Y para completar el elenco estamos los clientes, todos los papeles secundarios. Incontables nosotros, girando repetidos en la semana según los días que vayamos a comprar, tratando de elegir las mejores peras, protestando por los precios, descartando por los precios, viendo qué llevar o qué reemplazar, las comidas de cada casa en la mente de cada uno. Los changuitos chocadores, las bolsas más o menos llenas, según, y la cuenta abusiva en el bolsillo al salir. Al salir por el foro, a las calles de Boedo, después de pagar por nuestro papel de cada día. 



El Viejo y el queso. Suposiciones de una obra de teatro




I
Un jubilado, que vive solo en el barrio de San Telmo, en Buenos Aires, entra a un supermercado, da vueltas entre las góndolas y las heladeras y como otras veces que ha entrado, ya  sabe de antemano que saldrá habiendo sido solo un espectador. No puede comprar nada de lo que necesitaría, y peor, nada de lo que desearía. Desearía queso,  y también aceite, y que por una vez en la vida fuera aceite de oliva. Eso desearía. Saca los anteojos del estuche y lee el precio de la mínima botella de oliva extra virgen. El precio es una exorbitancia para él, tan exorbitante que en medio de cierta senilidad que ya tiene, no termina de captarlo.
El Viejo se va.

II
Un jubilado, que vive solo en el barrio de San Telmo, en Buenos Aires, entra a un supermercado, da vueltas entre las góndolas y las heladeras, y como otras veces que ha entrado ya sabe de antemano que saldrá habiendo sido solo un espectador en el  fabuloso teatro del Supermercado, la puesta grande de la exhibición, la escenografía de la venta, la compra, las luces de la oferta y la demanda y la apariencia de libre elección para todo público, aplausos, aplausos. Plin, caja. No puede comprar nada de lo que  necesitaría, y peor, nada de lo que desearía. Desearía queso. Hace siglos que no come queso. Nada sofisticado, nada más que  queso fresco con pan. Le faltan siete días para cobrar, no tiene un centavo, y en su casa lo que hay para comer es caldo, y papas. El viejo estira la mano en las heladeras, levanta pedazos de queso, observa el precio del más chico que hay, y el precio es una exorbitancia para él, tan exorbitante que en medio de cierta senilidad que ya tiene, no termina de captarlo.
El Viejo se va.

III
Un jubilado, que vive solo en el barrio de San Telmo, en Buenos Aires, entra a un supermercado y da vueltas entre las góndolas y las heladeras.
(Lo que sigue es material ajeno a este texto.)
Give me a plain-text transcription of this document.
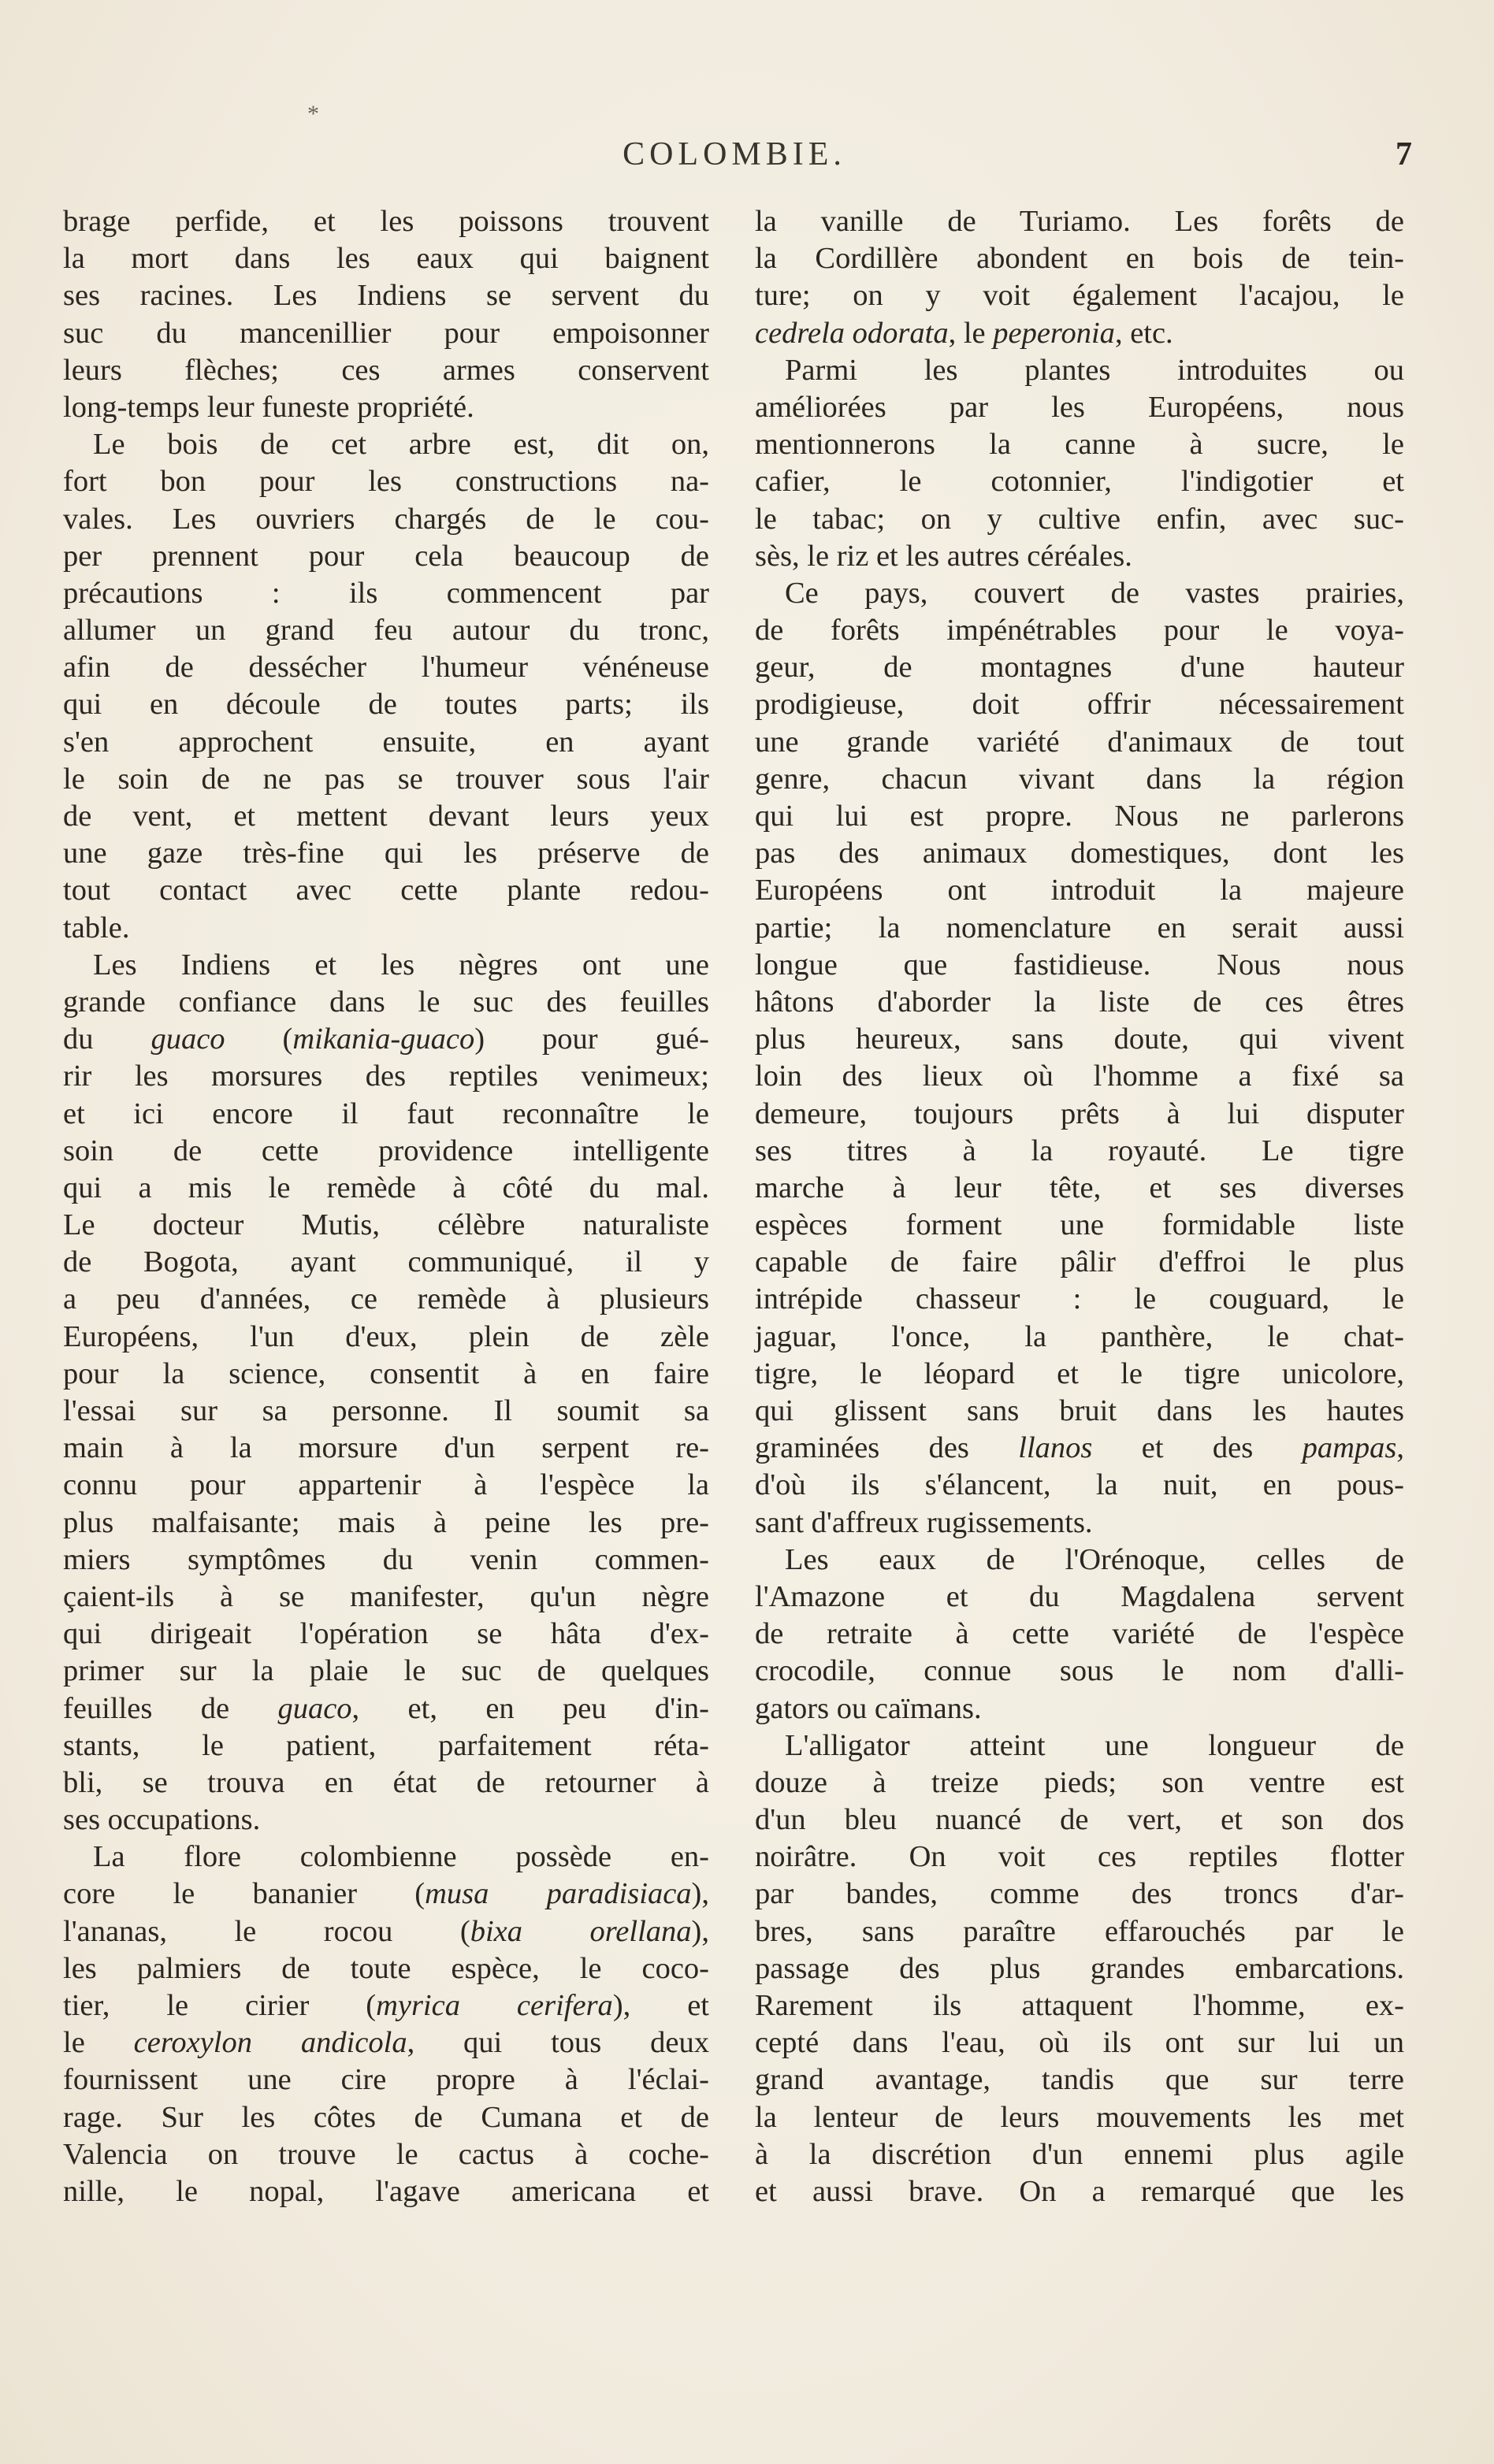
*
COLOMBIE.	7
brage perfide, et les poissons trouvent
la mort dans les eaux qui baignent
ses racines. Les Indiens se servent du
suc du mancenillier pour empoisonner
leurs flèches; ces armes conservent
long-temps leur funeste propriété.
Le bois de cet arbre est, dit on,
fort bon pour les constructions na-
vales. Les ouvriers chargés de le cou-
per prennent pour cela beaucoup de
précautions : ils commencent par
allumer un grand feu autour du tronc,
afin de dessécher l'humeur vénéneuse
qui en découle de toutes parts; ils
s'en approchent ensuite, en ayant
le soin de ne pas se trouver sous l'air
de vent, et mettent devant leurs yeux
une gaze très-fine qui les préserve de
tout contact avec cette plante redou-
table.
Les Indiens et les nègres ont une
grande confiance dans le suc des feuilles
du guaco (mikania-guaco) pour gué-
rir les morsures des reptiles venimeux;
et ici encore il faut reconnaître le
soin de cette providence intelligente
qui a mis le remède à côté du mal.
Le docteur Mutis, célèbre naturaliste
de Bogota, ayant communiqué, il y
a peu d'années, ce remède à plusieurs
Européens, l'un d'eux, plein de zèle
pour la science, consentit à en faire
l'essai sur sa personne. Il soumit sa
main à la morsure d'un serpent re-
connu pour appartenir à l'espèce la
plus malfaisante; mais à peine les pre-
miers symptômes du venin commen-
çaient-ils à se manifester, qu'un nègre
qui dirigeait l'opération se hâta d'ex-
primer sur la plaie le suc de quelques
feuilles de guaco, et, en peu d'in-
stants, le patient, parfaitement réta-
bli, se trouva en état de retourner à
ses occupations.
La flore colombienne possède en-
core le bananier (musa paradisiaca),
l'ananas, le rocou (bixa orellana),
les palmiers de toute espèce, le coco-
tier, le cirier (myrica cerifera), et
le ceroxylon andicola, qui tous deux
fournissent une cire propre à l'éclai-
rage. Sur les côtes de Cumana et de
Valencia on trouve le cactus à coche-
nille, le nopal, l'agave americana et
la vanille de Turiamo. Les forêts de
la Cordillère abondent en bois de tein-
ture; on y voit également l'acajou, le
cedrela odorata, le peperonia, etc.
Parmi les plantes introduites ou
améliorées par les Européens, nous
mentionnerons la canne à sucre, le
cafier, le cotonnier, l'indigotier et
le tabac; on y cultive enfin, avec suc-
sès, le riz et les autres céréales.
Ce pays, couvert de vastes prairies,
de forêts impénétrables pour le voya-
geur, de montagnes d'une hauteur
prodigieuse, doit offrir nécessairement
une grande variété d'animaux de tout
genre, chacun vivant dans la région
qui lui est propre. Nous ne parlerons
pas des animaux domestiques, dont les
Européens ont introduit la majeure
partie; la nomenclature en serait aussi
longue que fastidieuse. Nous nous
hâtons d'aborder la liste de ces êtres
plus heureux, sans doute, qui vivent
loin des lieux où l'homme a fixé sa
demeure, toujours prêts à lui disputer
ses titres à la royauté. Le tigre
marche à leur tête, et ses diverses
espèces forment une formidable liste
capable de faire pâlir d'effroi le plus
intrépide chasseur : le couguard, le
jaguar, l'once, la panthère, le chat-
tigre, le léopard et le tigre unicolore,
qui glissent sans bruit dans les hautes
graminées des llanos et des pampas,
d'où ils s'élancent, la nuit, en pous-
sant d'affreux rugissements.
Les eaux de l'Orénoque, celles de
l'Amazone et du Magdalena servent
de retraite à cette variété de l'espèce
crocodile, connue sous le nom d'alli-
gators ou caïmans.
L'alligator atteint une longueur de
douze à treize pieds; son ventre est
d'un bleu nuancé de vert, et son dos
noirâtre. On voit ces reptiles flotter
par bandes, comme des troncs d'ar-
bres, sans paraître effarouchés par le
passage des plus grandes embarcations.
Rarement ils attaquent l'homme, ex-
cepté dans l'eau, où ils ont sur lui un
grand avantage, tandis que sur terre
la lenteur de leurs mouvements les met
à la discrétion d'un ennemi plus agile
et aussi brave. On a remarqué que les
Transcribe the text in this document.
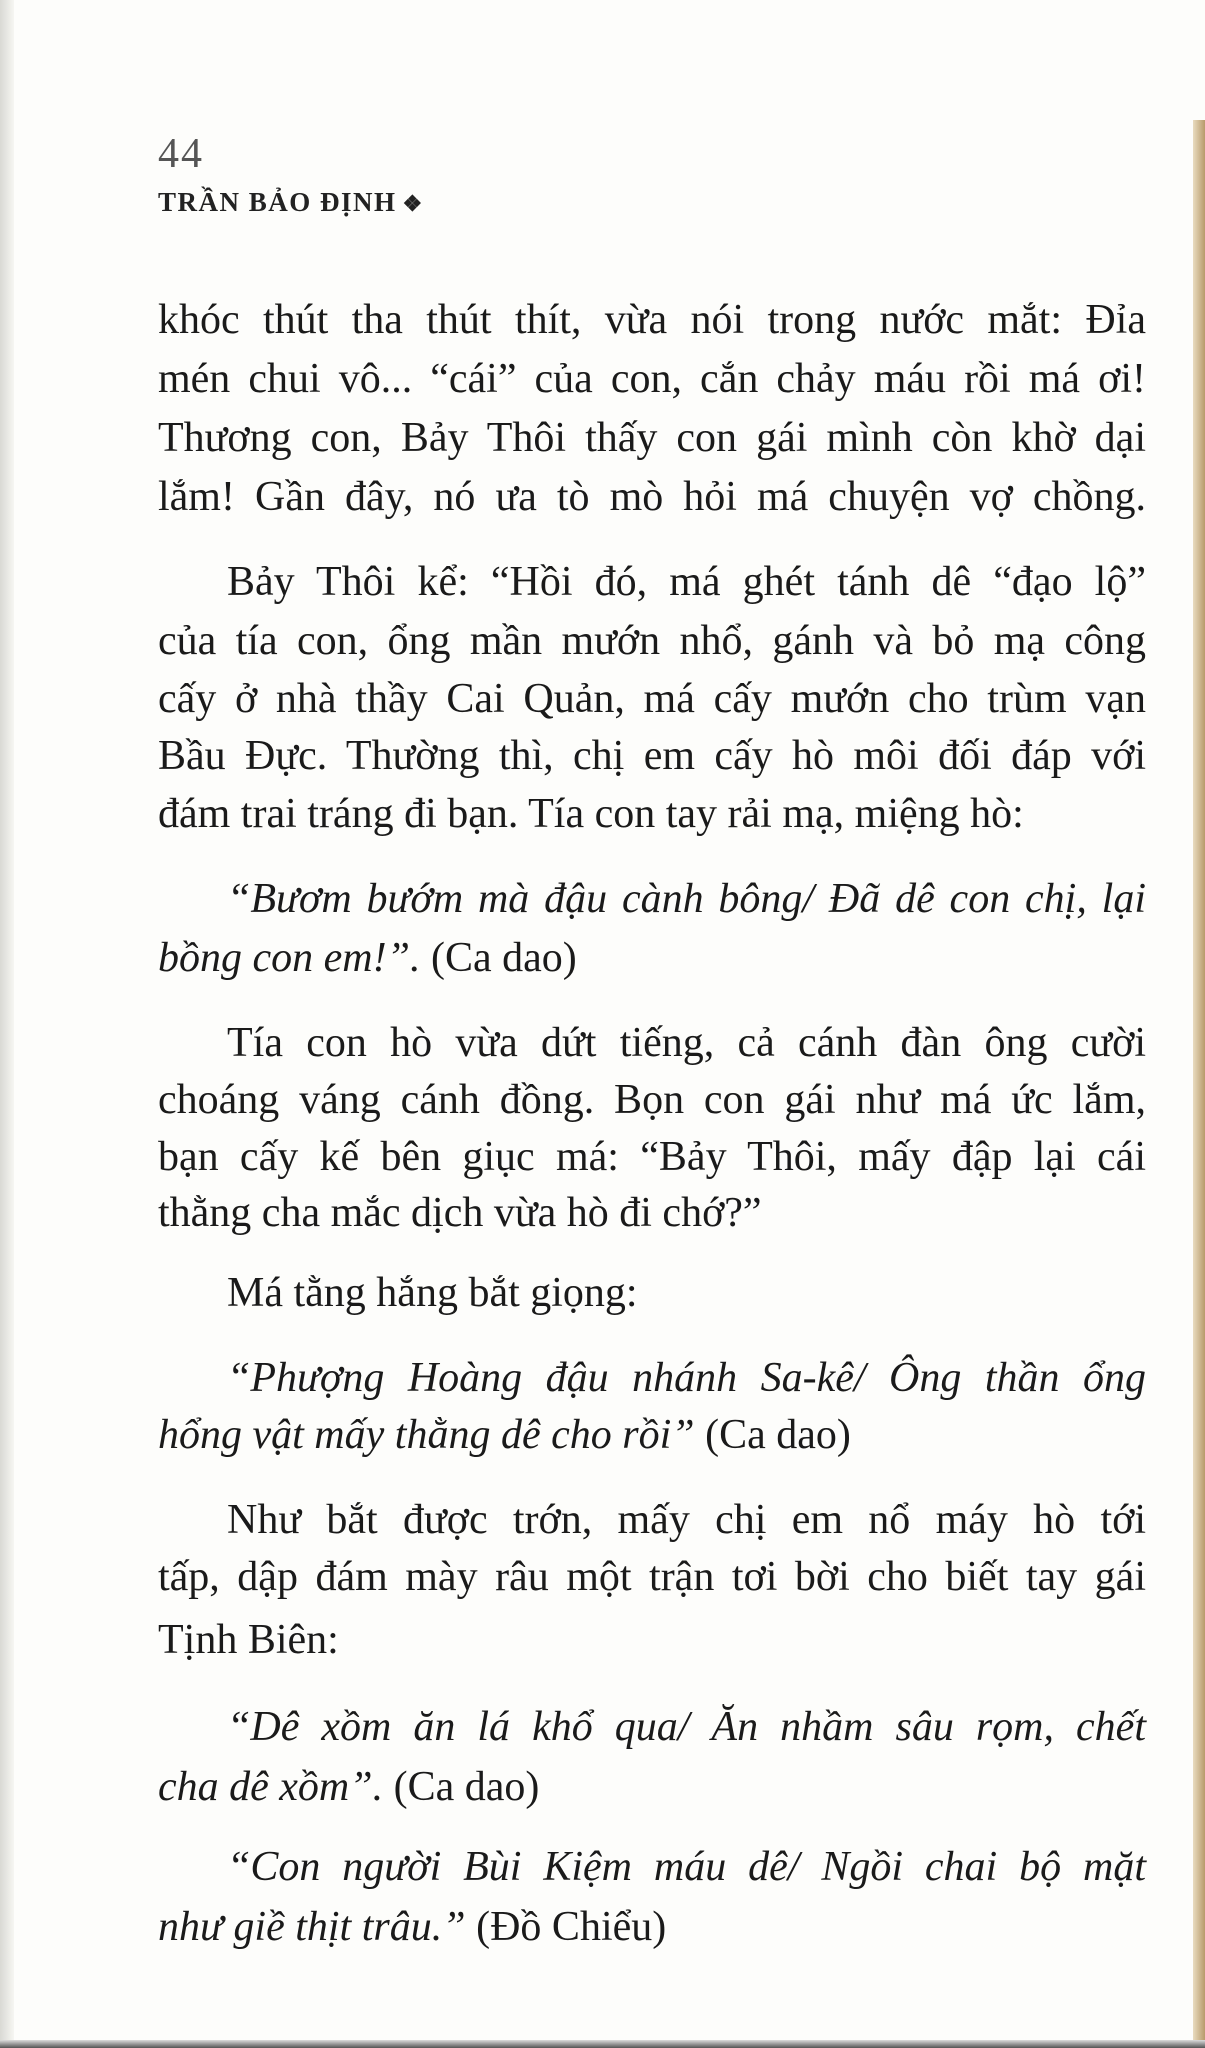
44
TRẦN BẢO ĐỊNH ❖
khóc thút tha thút thít, vừa nói trong nước mắt: Đỉa
mén chui vô... “cái” của con, cắn chảy máu rồi má ơi!
Thương con, Bảy Thôi thấy con gái mình còn khờ dại
lắm! Gần đây, nó ưa tò mò hỏi má chuyện vợ chồng.
Bảy Thôi kể: “Hồi đó, má ghét tánh dê “đạo lộ”
của tía con, ổng mần mướn nhổ, gánh và bỏ mạ công
cấy ở nhà thầy Cai Quản, má cấy mướn cho trùm vạn
Bầu Đực. Thường thì, chị em cấy hò môi đối đáp với
đám trai tráng đi bạn. Tía con tay rải mạ, miệng hò:
“Bươm bướm mà đậu cành bông/ Đã dê con chị, lại
bồng con em!”. (Ca dao)
Tía con hò vừa dứt tiếng, cả cánh đàn ông cười
choáng váng cánh đồng. Bọn con gái như má ức lắm,
bạn cấy kế bên giục má: “Bảy Thôi, mấy đập lại cái
thằng cha mắc dịch vừa hò đi chớ?”
Má tằng hắng bắt giọng:
“Phượng Hoàng đậu nhánh Sa-kê/ Ông thần ổng
hổng vật mấy thằng dê cho rồi” (Ca dao)
Như bắt được trớn, mấy chị em nổ máy hò tới
tấp, dập đám mày râu một trận tơi bời cho biết tay gái
Tịnh Biên:
“Dê xồm ăn lá khổ qua/ Ăn nhầm sâu rọm, chết
cha dê xồm”. (Ca dao)
“Con người Bùi Kiệm máu dê/ Ngồi chai bộ mặt
như giề thịt trâu.” (Đồ Chiểu)
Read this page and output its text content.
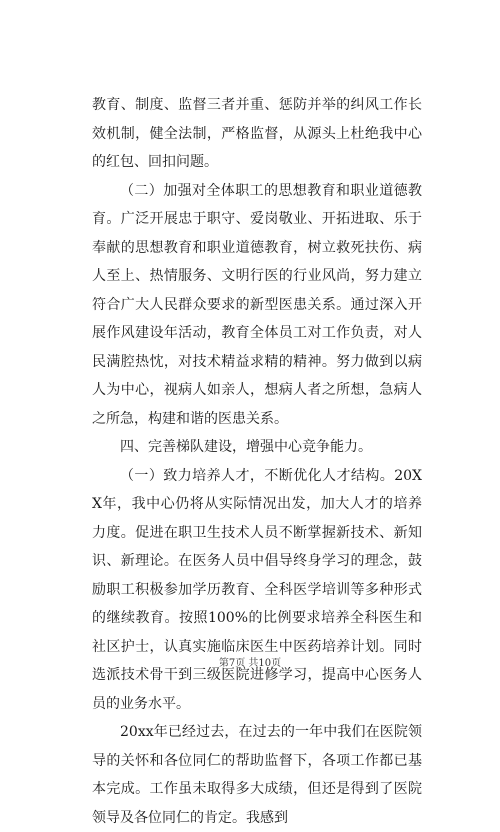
教育、制度、监督三者并重、惩防并举的纠风工作长效机制，健全法制，严格监督，从源头上杜绝我中心的红包、回扣问题。

（二）加强对全体职工的思想教育和职业道德教育。广泛开展忠于职守、爱岗敬业、开拓进取、乐于奉献的思想教育和职业道德教育，树立救死扶伤、病人至上、热情服务、文明行医的行业风尚，努力建立符合广大人民群众要求的新型医患关系。通过深入开展作风建设年活动，教育全体员工对工作负责，对人民满腔热忱，对技术精益求精的精神。努力做到以病人为中心，视病人如亲人，想病人者之所想，急病人之所急，构建和谐的医患关系。

四、完善梯队建设，增强中心竞争能力。

（一）致力培养人才，不断优化人才结构。20XX年，我中心仍将从实际情况出发，加大人才的培养力度。促进在职卫生技术人员不断掌握新技术、新知识、新理论。在医务人员中倡导终身学习的理念，鼓励职工积极参加学历教育、全科医学培训等多种形式的继续教育。按照100%的比例要求培养全科医生和社区护士，认真实施临床医生中医药培养计划。同时选派技术骨干到三级医院进修学习，提高中心医务人员的业务水平。

20xx年已经过去，在过去的一年中我们在医院领导的关怀和各位同仁的帮助监督下，各项工作都已基本完成。工作虽未取得多大成绩，但还是得到了医院领导及各位同仁的肯定。我感到

第7页 共10页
El fabuloso teatro del Supermercado ha comenzado la función. Todos los actores están en sus papeles: cajeras, repositores, supervisores. Vigiladores. Y arriba, en las oficinas, los directores, los espíritus directrices, los que soplaron en la boca de los actores y del barro de la desocupación  les dieron la vida en el escenario de la obra de hoy. Aplausos, aplausos. El viejo no da más de ganas de comer queso. Harto de todo hartazgo de las papas hervidas y del caldo que sorbe después, a desgano.  Así que de los quesos, agarra un pedazo, ¡hay tantos! Se dirige a la salida y al pasar,  de los aceites agarra una botella, de entre los metros y metros de marcas y clases, una  botella nada más. Y sigue caminando a la salida.  Hoy comerá queso y a las papas las comerá fritas. Un actor grita: ¡Alto! Pero el viejo apura el paso. Otro, alertado a la salida, le cierra el paso. La obra se ha tensado, los más cercanos se detienen, las luces del teatro los iluminan. El actor que hace de Vigilador I, y otro cuyo papel es de Vigilador II, imbuidos del espíritu  que ha soplado en su boca, se abalanzan sobre él, le pegan, lo sacan a la vereda, lo patean. Ahí caído, el viejo suelta el pedazo de queso y la botella de aceite. Vigilador I y Vigilador II los toman, los entran, los muestran cual banderas recuperadas en feroz batalla:
Un pedazo de queso
Una botella de aceite.
El Viejo, afuera, en medio de cierta senilidad, agoniza.
Y en el acto siguiente se muere nomás, en el Teatro repleto de mercadería que no puede comprar.